Cada pieza de vestir tiene su historia y los pantalones palazzo, de la familia de la falda pantalón, no se quedan atrás. Este año cumplen un siglo de haber causado revuelo en Europa, donde se vieron por primera vez.
Después de que dejase de ser un escándalo el que la mujer llevara pantalón, el palazzo se convirtió en una prenda utilizada en diferentes épocas y con distintos nombres. Sin embargo, son universalmente conocidos como “palazzo” y su etapa de mayor auge coincide con la década de los setenta.

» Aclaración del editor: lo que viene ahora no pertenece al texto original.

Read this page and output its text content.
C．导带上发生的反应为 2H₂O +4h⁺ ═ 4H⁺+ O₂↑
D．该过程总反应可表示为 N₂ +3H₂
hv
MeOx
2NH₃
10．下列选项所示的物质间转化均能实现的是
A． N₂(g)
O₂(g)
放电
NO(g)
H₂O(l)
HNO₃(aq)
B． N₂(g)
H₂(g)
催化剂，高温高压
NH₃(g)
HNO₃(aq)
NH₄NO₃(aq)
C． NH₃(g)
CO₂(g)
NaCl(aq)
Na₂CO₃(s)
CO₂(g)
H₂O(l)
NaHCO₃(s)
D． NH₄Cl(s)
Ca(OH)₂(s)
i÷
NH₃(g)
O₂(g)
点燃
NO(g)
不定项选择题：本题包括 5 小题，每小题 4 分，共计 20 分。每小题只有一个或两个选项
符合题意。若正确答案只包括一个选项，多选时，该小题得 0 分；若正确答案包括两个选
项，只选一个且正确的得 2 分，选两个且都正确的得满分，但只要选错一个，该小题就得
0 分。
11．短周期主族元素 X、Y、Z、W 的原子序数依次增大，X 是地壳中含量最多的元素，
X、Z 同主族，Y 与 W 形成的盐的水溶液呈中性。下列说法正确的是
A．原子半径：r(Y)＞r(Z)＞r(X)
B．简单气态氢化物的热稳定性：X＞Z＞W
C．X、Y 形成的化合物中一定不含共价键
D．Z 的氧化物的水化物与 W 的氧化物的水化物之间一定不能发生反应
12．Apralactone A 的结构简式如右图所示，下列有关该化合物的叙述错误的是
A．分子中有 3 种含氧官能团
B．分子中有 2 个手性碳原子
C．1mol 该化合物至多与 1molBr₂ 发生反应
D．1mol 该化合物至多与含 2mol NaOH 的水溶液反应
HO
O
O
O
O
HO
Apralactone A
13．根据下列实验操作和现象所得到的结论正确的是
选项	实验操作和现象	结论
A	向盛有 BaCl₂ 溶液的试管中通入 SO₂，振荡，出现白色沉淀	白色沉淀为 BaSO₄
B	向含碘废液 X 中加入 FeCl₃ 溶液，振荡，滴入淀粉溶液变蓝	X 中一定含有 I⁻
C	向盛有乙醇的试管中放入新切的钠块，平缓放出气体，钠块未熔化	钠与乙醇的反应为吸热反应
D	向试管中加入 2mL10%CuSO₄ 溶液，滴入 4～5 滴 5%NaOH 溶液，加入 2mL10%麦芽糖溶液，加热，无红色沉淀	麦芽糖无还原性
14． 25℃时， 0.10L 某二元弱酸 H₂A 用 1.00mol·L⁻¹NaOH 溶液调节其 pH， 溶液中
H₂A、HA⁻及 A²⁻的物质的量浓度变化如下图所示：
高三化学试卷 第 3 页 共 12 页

La característica principal de estos pantalones es que son a la cintura o primera cadera, de telas ligeras y con pata ancha de arriba hacia abajo.
Por esta precisa característica es una prenda que no favorece a todas, debido al volumen que aporta a quien la viste.
Plisados o lisos y de algodón, viscosa, telas elásticas, chifón o seda, y acompañados de cualquier tipo de estampado, desde los más clásicos y atemporales a los más atrevidos y vanguardistas, ya se están viendo en las calles de todas las ciudades que dictan tendencia.
Los plisados o con pinzas y con bolsas favorecerán a mujeres de cuerpo esbelto, delgado y altas.
Los colores pueden ir en cualquier gama, sobre todo aprovechar los llamativos, además de los estampados.
Si asoman las curvas, los más recomendables serán los que den caída a la tela.
También se deberán evitar las pinzas, cargadores o motivos que den volumen al abdomen y caderas así como el uso de cinturones. Para ellas recomendamos los colores oscuros.
La altura de los zapatos dependerá del gusto de cada quien y de que tan formal, casual o informal se quiera vestir. Si el zapato es alto el pantalón deberá quedar sobre estos y si son bajos cuidar que no arrastre por el suelo.